Moda e bellezza
L’ edizione di quest’anno, tra le più ispirate e spettacolari di sempre, ha saputo fondere arte, spiritualità e creatività in un’esperienza immersiva e suggestiva.
Sergio Ferroni

Piazza Sforza Cesarini a Genzano si è trasformata in un palcoscenico d’eccellenza per il defilè “Sotto il Cielo di Genzano”, la kermesse di moda più attesa dei Castelli Romani.

Sotto la direzione artistica e organizzativa di Filippo Lafontana, autentico motore dell’evento, magistralmente presentato da Pasquale Chiaro con la collaborazione di Maria Grazia Tetti, oltre 36 modelle e modelli, performer, fotografi, assistenti e alcuni tra i nomi più affermati dell’haute couture internazionale hanno dato vita a una sfilata unica nel suo genere.  Il tema del 2025, “Arte sacra nell’immaginario della moda”, ha guidato una narrazione visiva intensa, capace di coniugare simbolismo religioso, estetica contemporanea e maestria artigianale.

Tra i protagonisti: Ivan Donev, Stoyan Radichev, Giuseppe Iaciofano, e naturalmente lo stesso Filippo Lafontana, che ha curato ogni dettaglio con la passione e l’eleganza che da sempre lo contraddistinguono.
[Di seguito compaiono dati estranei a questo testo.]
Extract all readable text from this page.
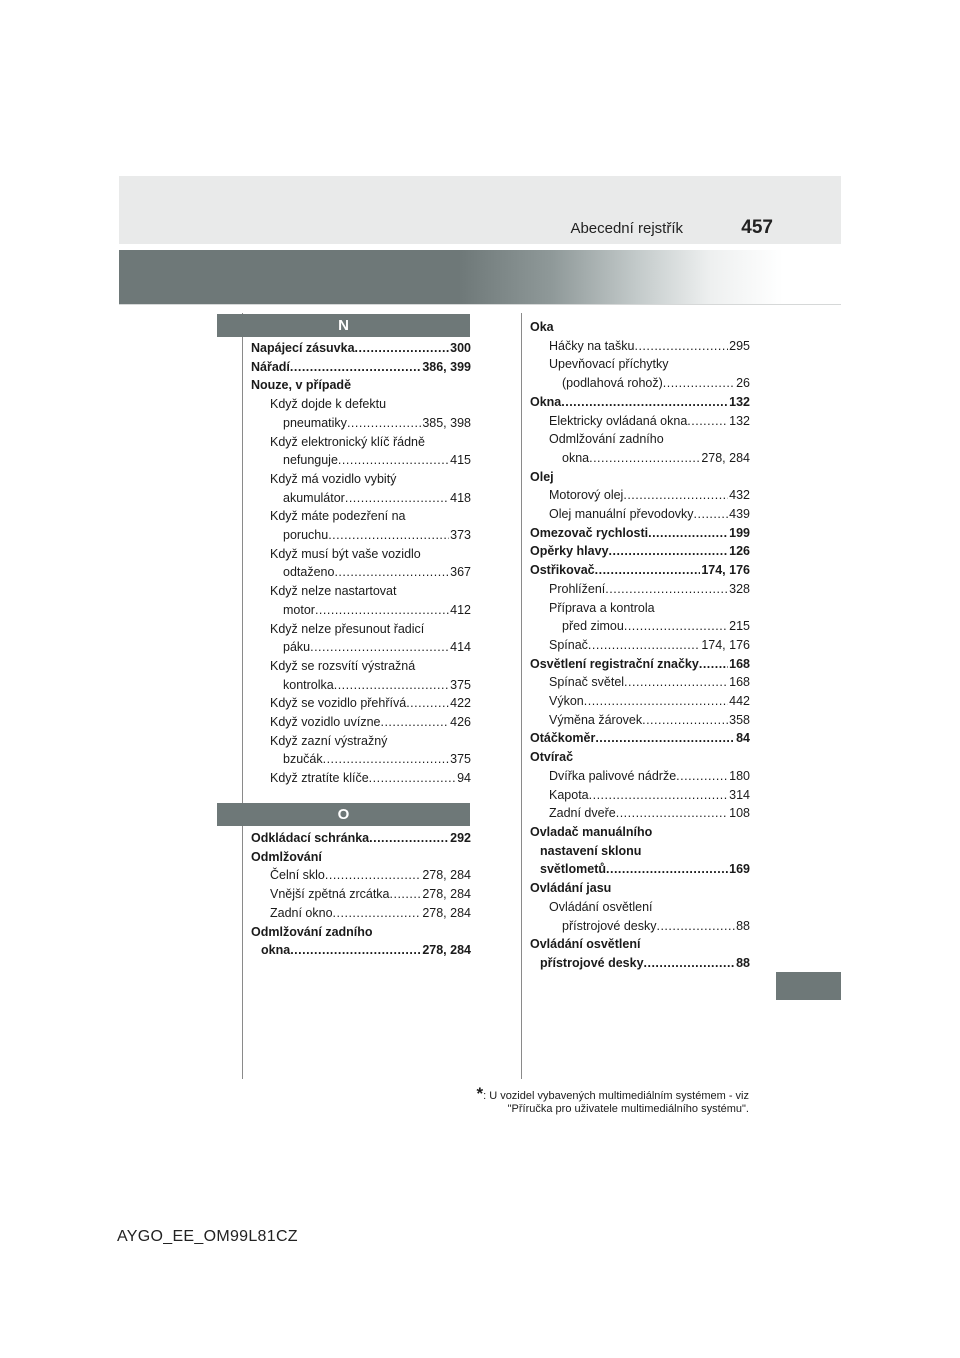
Abecední rejstřík	457
N
Napájecí zásuvka .....	300
Nářadí .....	386, 399
Nouze, v případě
Když dojde k defektu
pneumatiky .....	385, 398
Když elektronický klíč řádně
nefunguje .....	415
Když má vozidlo vybitý
akumulátor .....	418
Když máte podezření na
poruchu .....	373
Když musí být vaše vozidlo
odtaženo .....	367
Když nelze nastartovat
motor .....	412
Když nelze přesunout řadicí
páku .....	414
Když se rozsvítí výstražná
kontrolka .....	375
Když se vozidlo přehřívá .....	422
Když vozidlo uvízne .....	426
Když zazní výstražný
bzučák .....	375
Když ztratíte klíče .....	94
O
Odkládací schránka .....	292
Odmlžování
Čelní sklo .....	278, 284
Vnější zpětná zrcátka .....	278, 284
Zadní okno .....	278, 284
Odmlžování zadního
okna .....	278, 284
Oka
Háčky na tašku .....	295
Upevňovací příchytky
(podlahová rohož) .....	26
Okna .....	132
Elektricky ovládaná okna .....	132
Odmlžování zadního
okna .....	278, 284
Olej
Motorový olej .....	432
Olej manuální převodovky .....	439
Omezovač rychlosti .....	199
Opěrky hlavy .....	126
Ostřikovač .....	174, 176
Prohlížení .....	328
Příprava a kontrola
před zimou .....	215
Spínač .....	174, 176
Osvětlení registrační značky ..... 168
Spínač světel .....	168
Výkon .....	442
Výměna žárovek .....	358
Otáčkoměr .....	84
Otvírač
Dvířka palivové nádrže .....	180
Kapota .....	314
Zadní dveře .....	108
Ovladač manuálního
nastavení sklonu
světlometů .....	169
Ovládání jasu
Ovládání osvětlení
přístrojové desky .....	88
Ovládání osvětlení
přístrojové desky .....	88
*: U vozidel vybavených multimediálním systémem - viz
"Příručka pro uživatele multimediálního systému".
AYGO_EE_OM99L81CZ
Ma tra i grandi nomi affermati, a sorprendere e incantare il pubblico è stato Leonardo Sebastiani Votlea, giovane stilista e artista che ha saputo imporsi con tre creazioni di forte impatto visivo e concettuale: “La Creazione”, “L’Occhio di Dio” e “Giuda”. Tre abiti che raccontano una visione potente e coraggiosa della moda come mezzo di riflessione sul sacro e sul contemporaneo.  “L’Occhio di Dio”, realizzato con DVD e componenti elettronici riciclati, è un’opera che celebra il riuso e svela la bellezza nascosta nella tecnologia dimenticata.  "La Creazione”, composto da oltre 5.000 foglie d’olivo cucite a mano, narra il ciclo vitale tra uomo, natura e spirito, in un dialogo visivo di rara poesia.  “Giuda”, il più provocatorio dei tre, fonde elementi sacri e sportivi in un look tagliente che richiama al tempo stesso i gladiatori romani e l’estetica urbana contemporanea.  Con queste opere, Votlea ha dimostrato non solo una padronanza tecnica notevole, ma anche una voce stilistica personale, audace, capace di sfidare e affascinare.

Leonardo non è solo il creatore degli abiti sacri che hanno incantato il cielo di Genzano: è un artista poliedrico che porta avanti una ricerca personale profonda, fatta di simbolismi, identità e trasformazione. Al centro della sua pratica c’è una forte attenzione al riuso e alla sostenibilità: ama lavorare con materiali di scarto, componenti meccanici ed elettrici, trasformandoli in opere cariche di significato. Dai gioielli alle sculture, dai dipinti agli accessori, abiti e grafiche, ogni creazione diventa un gesto di rinascita, un ponte tra ciò che è stato e ciò che può ancora essere. Le sue opere hanno trovato spazio in mostre e installazioni in Italia e all’estero, da Roma a Milano, da Bari a Lecce, fino a Londra, portando ovunque una visione artistica che unisce materia e significato, memoria e trasformazione. Ogni esposizione è stata un’occasione per raccontare nuovi mondi attraverso ciò che viene scartato, recuperato, rielaborato. Un linguaggio in continua evoluzione, che continua a sorprendere e a interrogare.